Abstract:
The paper reviews a number of challenges associated with reducing degradation and its related emissions through
national approaches to REDD+ under UNFCCC policy. It proposes that in many countries, it may in the short run
be easier to deal with the kinds of degradation that result from locally driven community over-exploitation of
forest for livelihoods, than from selective logging or fire control. Such degradation is low-level, but chronic, and is
experienced over very large forest areas. Community forest management programmes tend to result not only in
reduced degradation, but also in forest enhancement; moreover they are often popular, and do not require major
political shifts. In principle these approaches therefore offer a quick start option for REDD+. Developing reference
emissions levels for low-level locally driven degradation is difficult however given that stock losses and gains are
too small to be identified and measured using remote sensing, and that in most countries there is little or no
forest inventory data available.
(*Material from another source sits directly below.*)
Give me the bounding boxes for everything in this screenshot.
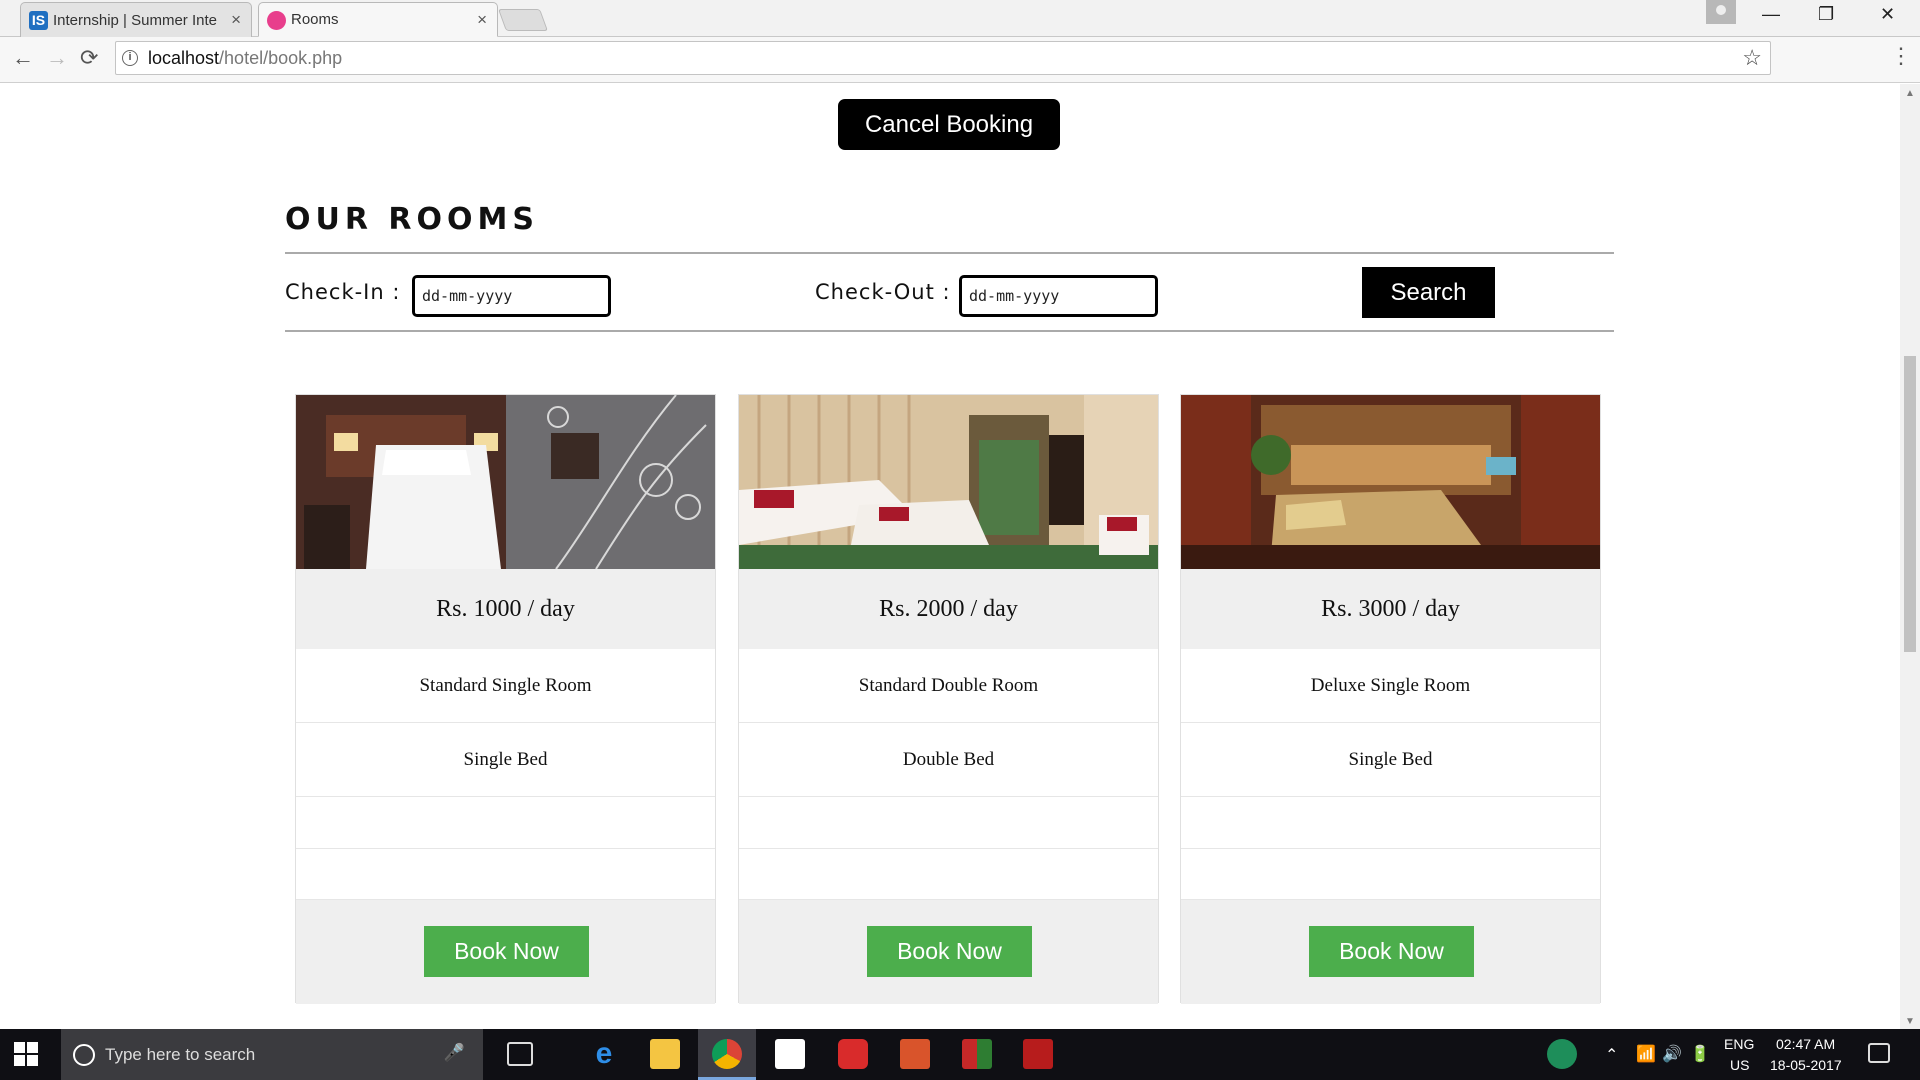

We therefore propose that forest management initiatives at the local level, such as
those promoted by community forest management programmes, should monitor, and be credited for, only the
net increase in carbon stock over the implementation period, as assessed by ground level surveys at the start and
end of the period. This would also resolve the problem of nesting (ensuring that all credits are accounted for
against the national reference emission level), since communities and others at the local level would be rewarded
only for increased sequestration, while the national reference emission level would deal only with reductions in
emissions from deforestation and degradation.